18 In my opinion caution should be exercised in the present case in attempting to transpose the sentences there promulgated to the present case. Here, the quantity differentiation prescribed by the legislature stops at a trafficable quantity, which is a quantity infinitesimally lower than the amount of the drug in fact imported and, as noted above, the guideline sentence was expressly intended to apply to persons low in the importing hierarchy. That does not include the applicant.

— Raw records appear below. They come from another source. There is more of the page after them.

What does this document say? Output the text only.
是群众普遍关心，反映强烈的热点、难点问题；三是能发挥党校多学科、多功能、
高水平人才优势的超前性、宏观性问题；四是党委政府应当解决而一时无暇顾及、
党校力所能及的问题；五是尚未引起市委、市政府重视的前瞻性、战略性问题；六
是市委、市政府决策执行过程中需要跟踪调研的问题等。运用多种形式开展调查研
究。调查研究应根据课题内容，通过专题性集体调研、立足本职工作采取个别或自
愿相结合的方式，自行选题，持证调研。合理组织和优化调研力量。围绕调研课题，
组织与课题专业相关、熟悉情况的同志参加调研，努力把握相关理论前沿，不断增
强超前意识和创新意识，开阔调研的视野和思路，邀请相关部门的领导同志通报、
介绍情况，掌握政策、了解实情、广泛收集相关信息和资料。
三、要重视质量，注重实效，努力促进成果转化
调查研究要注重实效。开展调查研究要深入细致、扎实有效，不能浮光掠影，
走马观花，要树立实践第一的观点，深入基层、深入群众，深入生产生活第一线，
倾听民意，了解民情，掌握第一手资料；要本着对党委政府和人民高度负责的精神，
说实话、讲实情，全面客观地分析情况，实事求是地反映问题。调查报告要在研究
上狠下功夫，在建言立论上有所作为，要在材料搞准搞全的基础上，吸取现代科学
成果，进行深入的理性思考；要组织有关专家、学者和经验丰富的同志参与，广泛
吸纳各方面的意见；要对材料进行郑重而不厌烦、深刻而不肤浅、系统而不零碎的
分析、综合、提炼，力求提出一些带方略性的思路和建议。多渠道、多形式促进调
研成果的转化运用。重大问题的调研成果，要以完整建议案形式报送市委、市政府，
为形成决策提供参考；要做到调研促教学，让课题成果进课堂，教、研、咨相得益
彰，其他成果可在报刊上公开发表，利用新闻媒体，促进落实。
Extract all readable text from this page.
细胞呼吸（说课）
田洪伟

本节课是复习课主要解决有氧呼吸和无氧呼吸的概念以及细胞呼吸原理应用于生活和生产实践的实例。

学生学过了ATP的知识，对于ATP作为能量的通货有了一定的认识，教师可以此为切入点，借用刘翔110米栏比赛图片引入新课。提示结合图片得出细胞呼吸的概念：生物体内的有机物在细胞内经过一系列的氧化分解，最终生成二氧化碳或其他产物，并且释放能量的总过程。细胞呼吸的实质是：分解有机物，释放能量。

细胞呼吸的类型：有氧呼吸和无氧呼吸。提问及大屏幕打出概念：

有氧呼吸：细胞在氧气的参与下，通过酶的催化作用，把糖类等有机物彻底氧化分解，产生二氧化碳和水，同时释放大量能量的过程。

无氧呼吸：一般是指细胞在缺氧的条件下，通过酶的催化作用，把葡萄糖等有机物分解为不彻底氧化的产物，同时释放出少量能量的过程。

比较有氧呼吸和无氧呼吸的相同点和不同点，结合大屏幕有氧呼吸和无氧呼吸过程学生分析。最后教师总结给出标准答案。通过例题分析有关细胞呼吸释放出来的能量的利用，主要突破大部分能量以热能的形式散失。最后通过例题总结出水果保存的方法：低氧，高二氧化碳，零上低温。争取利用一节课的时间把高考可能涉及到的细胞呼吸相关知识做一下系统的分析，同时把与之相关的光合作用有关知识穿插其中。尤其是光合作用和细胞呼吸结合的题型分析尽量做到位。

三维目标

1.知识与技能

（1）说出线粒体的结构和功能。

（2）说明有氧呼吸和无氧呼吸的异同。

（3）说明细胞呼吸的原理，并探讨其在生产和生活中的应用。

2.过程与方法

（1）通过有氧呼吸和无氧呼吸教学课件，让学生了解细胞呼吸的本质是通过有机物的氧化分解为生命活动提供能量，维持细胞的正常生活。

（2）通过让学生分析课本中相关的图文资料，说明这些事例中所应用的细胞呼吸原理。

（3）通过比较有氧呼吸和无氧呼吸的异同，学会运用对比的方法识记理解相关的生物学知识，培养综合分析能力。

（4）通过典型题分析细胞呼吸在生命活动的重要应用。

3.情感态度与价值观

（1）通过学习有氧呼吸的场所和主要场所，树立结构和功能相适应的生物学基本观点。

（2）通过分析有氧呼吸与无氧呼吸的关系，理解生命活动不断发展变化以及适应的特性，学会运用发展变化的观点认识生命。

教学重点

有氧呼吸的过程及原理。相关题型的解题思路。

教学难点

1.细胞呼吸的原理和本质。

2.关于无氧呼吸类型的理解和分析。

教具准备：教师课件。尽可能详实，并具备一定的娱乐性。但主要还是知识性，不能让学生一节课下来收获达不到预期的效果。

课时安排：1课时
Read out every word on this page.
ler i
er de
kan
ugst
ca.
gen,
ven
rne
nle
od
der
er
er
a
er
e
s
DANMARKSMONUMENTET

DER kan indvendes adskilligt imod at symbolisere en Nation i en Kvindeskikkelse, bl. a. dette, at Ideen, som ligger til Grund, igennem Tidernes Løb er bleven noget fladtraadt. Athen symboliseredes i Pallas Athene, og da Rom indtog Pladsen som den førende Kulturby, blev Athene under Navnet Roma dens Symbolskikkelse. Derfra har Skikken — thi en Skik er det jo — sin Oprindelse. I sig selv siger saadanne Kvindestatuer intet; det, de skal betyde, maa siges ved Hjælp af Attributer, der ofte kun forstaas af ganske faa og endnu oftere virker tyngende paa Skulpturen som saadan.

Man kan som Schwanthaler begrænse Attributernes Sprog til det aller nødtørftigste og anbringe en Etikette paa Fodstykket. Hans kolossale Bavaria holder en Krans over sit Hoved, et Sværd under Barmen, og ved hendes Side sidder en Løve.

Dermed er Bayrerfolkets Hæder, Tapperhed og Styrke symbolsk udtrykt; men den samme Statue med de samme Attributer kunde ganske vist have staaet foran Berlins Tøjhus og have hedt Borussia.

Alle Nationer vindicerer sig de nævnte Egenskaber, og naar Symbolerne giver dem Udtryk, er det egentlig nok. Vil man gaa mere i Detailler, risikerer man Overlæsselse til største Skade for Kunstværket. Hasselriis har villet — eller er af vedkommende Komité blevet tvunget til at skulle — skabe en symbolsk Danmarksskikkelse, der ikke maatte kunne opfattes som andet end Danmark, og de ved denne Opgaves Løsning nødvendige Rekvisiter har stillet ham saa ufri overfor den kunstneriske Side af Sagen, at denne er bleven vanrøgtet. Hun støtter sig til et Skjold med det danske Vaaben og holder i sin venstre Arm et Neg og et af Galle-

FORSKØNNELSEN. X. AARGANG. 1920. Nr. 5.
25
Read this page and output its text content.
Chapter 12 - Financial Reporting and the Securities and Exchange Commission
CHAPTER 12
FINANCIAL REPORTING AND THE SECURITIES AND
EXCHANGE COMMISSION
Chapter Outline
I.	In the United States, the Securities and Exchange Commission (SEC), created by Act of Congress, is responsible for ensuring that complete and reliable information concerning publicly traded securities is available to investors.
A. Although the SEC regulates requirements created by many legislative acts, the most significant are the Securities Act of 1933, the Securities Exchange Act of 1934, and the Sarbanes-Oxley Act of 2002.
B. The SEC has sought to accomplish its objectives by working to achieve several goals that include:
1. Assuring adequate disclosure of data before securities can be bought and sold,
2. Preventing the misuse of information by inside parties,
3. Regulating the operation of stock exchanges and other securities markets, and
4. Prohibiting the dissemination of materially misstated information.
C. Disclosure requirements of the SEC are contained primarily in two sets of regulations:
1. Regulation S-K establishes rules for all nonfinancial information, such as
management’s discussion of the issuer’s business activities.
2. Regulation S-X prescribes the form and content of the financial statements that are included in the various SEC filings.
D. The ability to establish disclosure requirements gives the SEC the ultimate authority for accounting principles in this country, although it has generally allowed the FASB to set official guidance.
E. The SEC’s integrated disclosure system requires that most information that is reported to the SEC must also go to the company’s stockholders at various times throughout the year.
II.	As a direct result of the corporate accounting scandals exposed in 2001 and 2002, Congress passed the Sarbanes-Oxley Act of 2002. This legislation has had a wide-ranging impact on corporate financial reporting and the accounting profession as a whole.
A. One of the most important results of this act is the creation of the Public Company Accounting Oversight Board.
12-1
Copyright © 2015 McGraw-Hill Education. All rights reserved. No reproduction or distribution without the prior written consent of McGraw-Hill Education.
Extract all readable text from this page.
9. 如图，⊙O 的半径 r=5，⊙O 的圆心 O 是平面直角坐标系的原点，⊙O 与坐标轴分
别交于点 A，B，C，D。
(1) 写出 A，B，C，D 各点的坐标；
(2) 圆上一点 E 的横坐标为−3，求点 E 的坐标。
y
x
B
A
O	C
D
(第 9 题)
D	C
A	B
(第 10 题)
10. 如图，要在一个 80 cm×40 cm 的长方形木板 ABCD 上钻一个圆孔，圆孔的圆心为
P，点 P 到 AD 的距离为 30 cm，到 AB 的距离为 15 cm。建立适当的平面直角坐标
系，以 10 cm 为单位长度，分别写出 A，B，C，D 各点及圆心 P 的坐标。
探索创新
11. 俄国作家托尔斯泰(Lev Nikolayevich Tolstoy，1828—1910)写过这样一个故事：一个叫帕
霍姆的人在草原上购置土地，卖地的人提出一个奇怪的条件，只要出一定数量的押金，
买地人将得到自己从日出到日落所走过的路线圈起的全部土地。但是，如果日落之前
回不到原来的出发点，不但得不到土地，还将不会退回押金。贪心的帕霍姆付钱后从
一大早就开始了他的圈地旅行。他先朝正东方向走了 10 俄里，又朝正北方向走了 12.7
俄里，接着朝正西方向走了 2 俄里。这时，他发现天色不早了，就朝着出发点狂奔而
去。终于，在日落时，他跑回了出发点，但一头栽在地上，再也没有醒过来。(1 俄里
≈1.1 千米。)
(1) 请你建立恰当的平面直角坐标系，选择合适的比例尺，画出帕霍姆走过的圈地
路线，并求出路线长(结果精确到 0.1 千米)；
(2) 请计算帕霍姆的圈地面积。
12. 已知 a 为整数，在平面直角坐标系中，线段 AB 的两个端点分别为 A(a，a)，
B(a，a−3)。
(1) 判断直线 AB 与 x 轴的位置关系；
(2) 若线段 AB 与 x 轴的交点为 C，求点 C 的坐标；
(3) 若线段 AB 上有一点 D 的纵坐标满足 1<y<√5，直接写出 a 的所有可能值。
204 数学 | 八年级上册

19 Even treating the guideline judgment with the necessary caution, in so far as it is of assistance in the present case, in my opinion it demonstrates that the sentence imposed on the applicant does indeed fall within the appropriate range. Accepting that the drugs with which the applicant was concerned were of a lower order than those to which the guideline applies, it would be appropriate to give some reduction to the sentences proposed in relation to a comparable quantity. A comparable quantity is at the low end of the low range commercial quantity of cocaine, for which the sentence proposed is eight to twelve years. Some increase must be made for the applicant's greater involvement in the organisation. The sentence imposed falls neatly within the approach set out in Wong and Leung.
20 No other reason for interfering with the sentence has been argued or demonstrated. I would grant leave to appeal but dismiss the appeal.